Saturday, February 6, 2010

Always Learning About Color

When I started painting, I was overwhelmed by all the color choices. I took a water color class with excellent instruction where I learned a lot of techniques. The mystery of color choice was a non-issue because the instructor suggested the colors to use for our projects.

I picked up just enough information about the pigments to know that some would be opaque and others transparent. I couldn't mix just any red and yellow to come up with a lovely orange... and don't get me started on which red and blue to select for a pretty purple! I was so intimidated that I could have given up painting if it it hadn't been such a driving passion for me to learn.

Experience is one of the best teachers. You just have to use the paint and experiment. I found Nita Leland's book Exploring Color and Dory Kanter's book Art Escapes. (More recently Nita released Confident Color which I also added to my reference library.) These books helped guide me in color selection. One concept that I greatly appreciate is the limited palette. It's a great place to start your color education. I dabbled with my paints and came up with palettes for paintings based on information I picked up in these books.
I can't omit another great book. Stephen Quiller's Color Choices is a wonderful reference book with color exercises. It was recommended to me by Joen Wolfrom whose color theory books are oriented to the quilt artist. Color Play is a gorgeous and informative book. It was a thrill to meet her in Houston at the International Quilt Fest several years ago and discuss our mutual love of color through quilting, art and photography.

About five years ago I moved from working primarily with transparent watercolors to acrylics. I introduced white pigment to my palette and I'm still getting to know my pigments. When I need new inspiration or I need help developing a palette, I still use the books I mentioned. I use a spiral bound watercolor paper tablet to make reference of my paint collection. I also work out my color schemes as you can see in the photo I posted. I work out intermediate colors by blending complementary colors and making tints by adding white. Its important to jot down the color names.

What prompted me to write this post?

Julie Prichard and Chris Cozen are co-teaching an on-line class: Color-Beyond the Basics.
This looks like it will be fun and very informative. Chris is a Golden Paint Working Artist and author. I have one of her books in my library and have read and skimmed it several times for inspiration and technique advice. I have attended workshops by another Golden Working Artist and came away with tons of great information. I have been following Julie's blog for a long time. Her work is exciting and her blog is fun. Be sure to go to Julie's blog where you can see a short video that introduces you to these artists and lets you know how you can sign up for the class. The great thing about taking an on-line class is you can work it into your own schedule and you don't have to go out in the inclement weather that many of us are experiencing this winter.

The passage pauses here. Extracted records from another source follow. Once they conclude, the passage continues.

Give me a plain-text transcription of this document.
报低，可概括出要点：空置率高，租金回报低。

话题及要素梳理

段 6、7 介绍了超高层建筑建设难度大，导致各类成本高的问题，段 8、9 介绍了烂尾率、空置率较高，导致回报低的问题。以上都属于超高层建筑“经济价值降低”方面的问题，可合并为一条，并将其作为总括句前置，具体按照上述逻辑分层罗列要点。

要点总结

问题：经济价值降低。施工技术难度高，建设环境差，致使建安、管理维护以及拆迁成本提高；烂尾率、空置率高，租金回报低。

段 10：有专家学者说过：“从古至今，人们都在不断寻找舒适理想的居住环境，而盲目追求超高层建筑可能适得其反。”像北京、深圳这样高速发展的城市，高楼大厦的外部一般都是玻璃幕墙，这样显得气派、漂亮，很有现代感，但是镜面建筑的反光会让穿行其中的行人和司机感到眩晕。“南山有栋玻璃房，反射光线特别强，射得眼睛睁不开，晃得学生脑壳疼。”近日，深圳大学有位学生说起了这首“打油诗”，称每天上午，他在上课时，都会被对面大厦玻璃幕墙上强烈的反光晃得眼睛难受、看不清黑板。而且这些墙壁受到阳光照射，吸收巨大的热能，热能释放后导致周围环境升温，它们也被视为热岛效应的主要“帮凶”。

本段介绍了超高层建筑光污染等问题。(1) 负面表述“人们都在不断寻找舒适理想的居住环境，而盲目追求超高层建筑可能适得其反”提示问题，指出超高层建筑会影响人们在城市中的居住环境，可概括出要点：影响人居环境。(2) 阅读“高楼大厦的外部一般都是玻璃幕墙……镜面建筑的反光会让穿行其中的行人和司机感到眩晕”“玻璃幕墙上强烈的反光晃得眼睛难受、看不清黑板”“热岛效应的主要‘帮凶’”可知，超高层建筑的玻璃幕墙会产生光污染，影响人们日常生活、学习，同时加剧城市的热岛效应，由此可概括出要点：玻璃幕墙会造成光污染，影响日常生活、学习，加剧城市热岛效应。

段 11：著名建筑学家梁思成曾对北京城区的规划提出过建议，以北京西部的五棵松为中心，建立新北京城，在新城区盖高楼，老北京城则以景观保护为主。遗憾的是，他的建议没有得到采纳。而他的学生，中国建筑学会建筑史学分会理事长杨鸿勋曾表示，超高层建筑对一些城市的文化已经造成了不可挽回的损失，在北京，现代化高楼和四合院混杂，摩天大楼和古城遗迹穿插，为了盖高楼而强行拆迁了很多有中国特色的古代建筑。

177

Alright. I'm done now. Now go to The Land of Lost Luggage!


Emily said...

Oooh, thanks for all the links. I've been looking for some help with color myself. I'm such a beginner with paints, and it's very tricky. I retained my knowledge of color wheel, primary, etc., but that doesn't really help when you want to mix.

jgr said...

Hi Regina,
Wow! Thank you for all the good info. I admit the color choices often get me stumped in watercolor.

Shayla said...

Thanks for telling us about your favorite resources, Regina. I'm going to check out Julie's blog.

Sara said...

Thank you so much for taking the time to share....I will definitely be checking out Julie's blog!